Thanks Jeff. In the output.log I can see a single Setting VNC password...
And the password in the URL is the one the connection.yml
The only suspicious messages are these ones
WebSocket server settings:
Listen on :61006
Flash security policy server
No SSL/TLS support (no cert file)
Backgrounding (daemon)
WARNING: no ‘numpy’ module, HyBi protocol will be slower
Traceback (most recent call last):
File “/usr/bin/websockify”, line 11, in
load_entry_point(‘websockify==0.8.0’, ‘console_scripts’, ‘websockify’)()
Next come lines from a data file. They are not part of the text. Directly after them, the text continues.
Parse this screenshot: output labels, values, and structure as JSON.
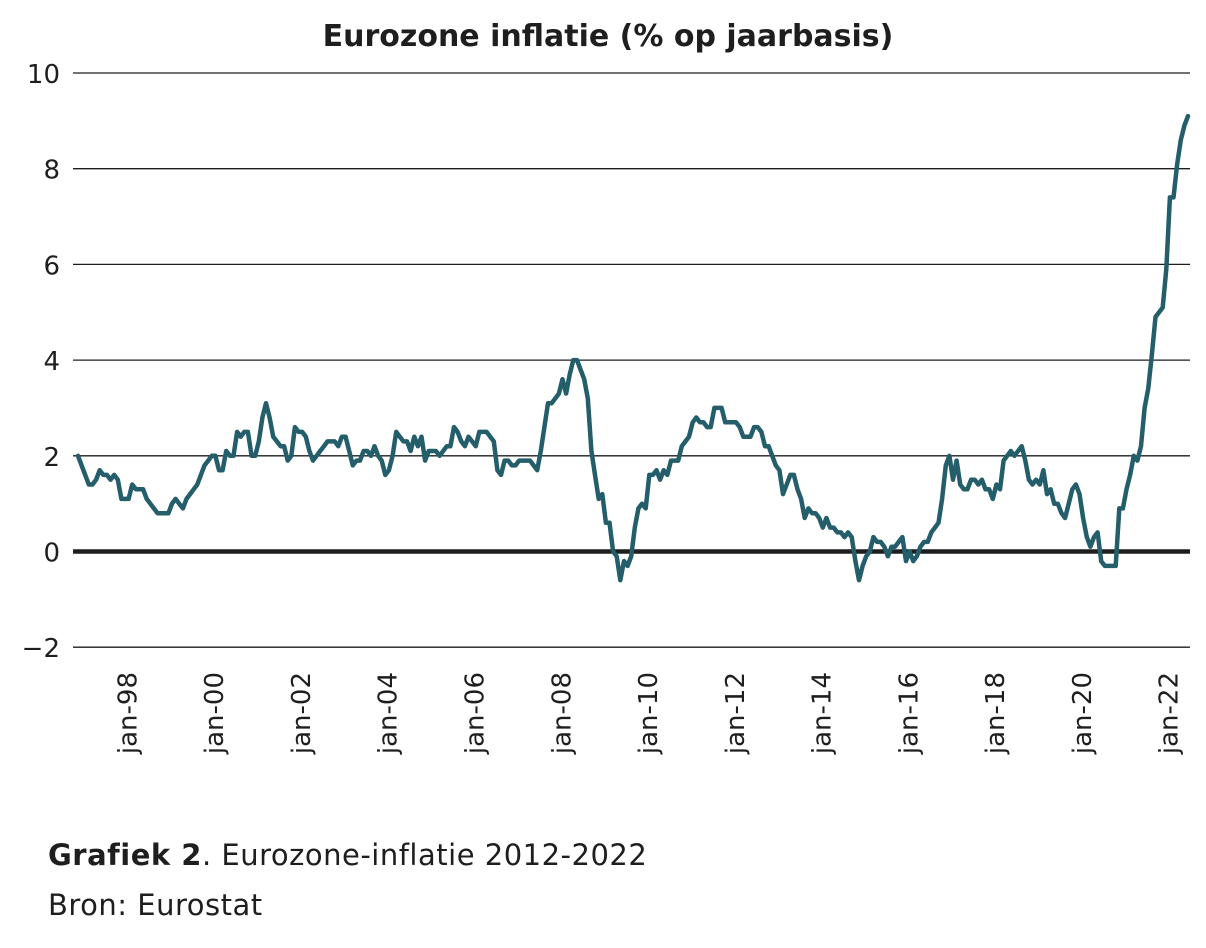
{
  "chart_data": {
    "type": "line",
    "title": "Eurozone inflatie (% op jaarbasis)",
    "xlabel": "",
    "ylabel": "",
    "ylim": [
      -2,
      10
    ],
    "yticks": [
      "10",
      "8",
      "6",
      "4",
      "2",
      "0",
      "-2"
    ],
    "ytick_values": [
      10,
      8,
      6,
      4,
      2,
      0,
      -2
    ],
    "grid": true,
    "x_start": "1997-01",
    "x_end": "2022-08",
    "frequency": "monthly",
    "xtick_labels": [
      "jan-98",
      "jan-00",
      "jan-02",
      "jan-04",
      "jan-06",
      "jan-08",
      "jan-10",
      "jan-12",
      "jan-14",
      "jan-16",
      "jan-18",
      "jan-20",
      "jan-22"
    ],
    "xtick_dates": [
      "1998-01",
      "2000-01",
      "2002-01",
      "2004-01",
      "2006-01",
      "2008-01",
      "2010-01",
      "2012-01",
      "2014-01",
      "2016-01",
      "2018-01",
      "2020-01",
      "2022-01"
    ],
    "series": [
      {
        "color": "#245e6b",
        "values": [
          2.0,
          1.8,
          1.6,
          1.4,
          1.4,
          1.5,
          1.7,
          1.6,
          1.6,
          1.5,
          1.6,
          1.5,
          1.1,
          1.1,
          1.1,
          1.4,
          1.3,
          1.3,
          1.3,
          1.1,
          1.0,
          0.9,
          0.8,
          0.8,
          0.8,
          0.8,
          1.0,
          1.1,
          1.0,
          0.9,
          1.1,
          1.2,
          1.3,
          1.4,
          1.6,
          1.8,
          1.9,
          2.0,
          2.0,
          1.7,
          1.7,
          2.1,
          2.0,
          2.0,
          2.5,
          2.4,
          2.5,
          2.5,
          2.0,
          2.0,
          2.3,
          2.8,
          3.1,
          2.8,
          2.4,
          2.3,
          2.2,
          2.2,
          1.9,
          2.0,
          2.6,
          2.5,
          2.5,
          2.4,
          2.1,
          1.9,
          2.0,
          2.1,
          2.2,
          2.3,
          2.3,
          2.3,
          2.2,
          2.4,
          2.4,
          2.1,
          1.8,
          1.9,
          1.9,
          2.1,
          2.1,
          2.0,
          2.2,
          2.0,
          1.9,
          1.6,
          1.7,
          2.0,
          2.5,
          2.4,
          2.3,
          2.3,
          2.1,
          2.4,
          2.2,
          2.4,
          1.9,
          2.1,
          2.1,
          2.1,
          2.0,
          2.1,
          2.2,
          2.2,
          2.6,
          2.5,
          2.3,
          2.2,
          2.4,
          2.3,
          2.2,
          2.5,
          2.5,
          2.5,
          2.4,
          2.3,
          1.7,
          1.6,
          1.9,
          1.9,
          1.8,
          1.8,
          1.9,
          1.9,
          1.9,
          1.9,
          1.8,
          1.7,
          2.1,
          2.6,
          3.1,
          3.1,
          3.2,
          3.3,
          3.6,
          3.3,
          3.7,
          4.0,
          4.0,
          3.8,
          3.6,
          3.2,
          2.1,
          1.6,
          1.1,
          1.2,
          0.6,
          0.6,
          0.0,
          -0.1,
          -0.6,
          -0.2,
          -0.3,
          -0.1,
          0.5,
          0.9,
          1.0,
          0.9,
          1.6,
          1.6,
          1.7,
          1.5,
          1.7,
          1.6,
          1.9,
          1.9,
          1.9,
          2.2,
          2.3,
          2.4,
          2.7,
          2.8,
          2.7,
          2.7,
          2.6,
          2.6,
          3.0,
          3.0,
          3.0,
          2.7,
          2.7,
          2.7,
          2.7,
          2.6,
          2.4,
          2.4,
          2.4,
          2.6,
          2.6,
          2.5,
          2.2,
          2.2,
          2.0,
          1.8,
          1.7,
          1.2,
          1.4,
          1.6,
          1.6,
          1.3,
          1.1,
          0.7,
          0.9,
          0.8,
          0.8,
          0.7,
          0.5,
          0.7,
          0.5,
          0.5,
          0.4,
          0.4,
          0.3,
          0.4,
          0.3,
          -0.2,
          -0.6,
          -0.3,
          -0.1,
          0.0,
          0.3,
          0.2,
          0.2,
          0.1,
          -0.1,
          0.1,
          0.1,
          0.2,
          0.3,
          -0.2,
          0.0,
          -0.2,
          -0.1,
          0.1,
          0.2,
          0.2,
          0.4,
          0.5,
          0.6,
          1.1,
          1.8,
          2.0,
          1.5,
          1.9,
          1.4,
          1.3,
          1.3,
          1.5,
          1.5,
          1.4,
          1.5,
          1.3,
          1.3,
          1.1,
          1.4,
          1.3,
          1.9,
          2.0,
          2.1,
          2.0,
          2.1,
          2.2,
          1.9,
          1.5,
          1.4,
          1.5,
          1.4,
          1.7,
          1.2,
          1.3,
          1.0,
          1.0,
          0.8,
          0.7,
          1.0,
          1.3,
          1.4,
          1.2,
          0.7,
          0.3,
          0.1,
          0.3,
          0.4,
          -0.2,
          -0.3,
          -0.3,
          -0.3,
          -0.3,
          0.9,
          0.9,
          1.3,
          1.6,
          2.0,
          1.9,
          2.2,
          3.0,
          3.4,
          4.1,
          4.9,
          5.0,
          5.1,
          5.9,
          7.4,
          7.4,
          8.1,
          8.6,
          8.9,
          9.1
        ]
      }
    ]
  },
  "caption": {
    "label": "Grafiek 2",
    "text": ". Eurozone-inflatie 2012-2022",
    "source": "Bron: Eurostat"
  }
}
File “/usr/lib/python2.7/site-packages/websockify/websocketproxy.py”, line 525, in websockify_init
server.start_server()
File “/usr/lib/python2.7/site-packages/websockify/websocket.py”, line 973, in start_server
tcp_keepintvl=self.tcp_keepintvl)
File “/usr/lib/python2.7/site-packages/websockify/websocket.py”, line 741, in socket
sock.bind(addrs[0][4])
File “/usr/lib64/python2.7/socket.py”, line 224, in meth
return getattr(self._sock,name)(*args)
socket.error: [Errno 98] Address already in use
Scanning VNC log file for user authentications…
I’m trying to understand where the job_script_content.sh is built so I can add more logs and tests in it. I’ve checked in /var/www/ood/apps/sys/bc_desktop but not all scripts are there.
I’ve an understanding of this issue. This is occuring on a VM being shared across multiple connections, and for which we are controlling the port range being used to only 10
vnc:
min_port: 61001
max_port: 61010
When a session is terminated either after the walltime expired, the session is deleted or the job is killed, there are remaining processes like the ones below
So those are accumulated over the time and at the end are exhausting the number of ports, hence the error message :
socket.error: [Errno 98] Address already in use
so how to clean nicely all processes started by the remote session once the job is finished ? This is using OpenPBS. The most important seems to be the websockify one.
One more element, I don’t see any after.sh or clean.sh in the output session directory, maybe this is where this cleanup code should be added ? If so how ?
I’m not familiar with the PBS setting, but in Slurm I would point you to ProctracType and that you need to set it to cgroup.
PBS may be tracking processes’ it needs to clean by parent process ids. As such, these may not get captured because the parent process of some of this is 1 (systemd). These processes however, should still be a part of the jobs’ cgroup.
So cleaning processes by cgroup is better than by PPID.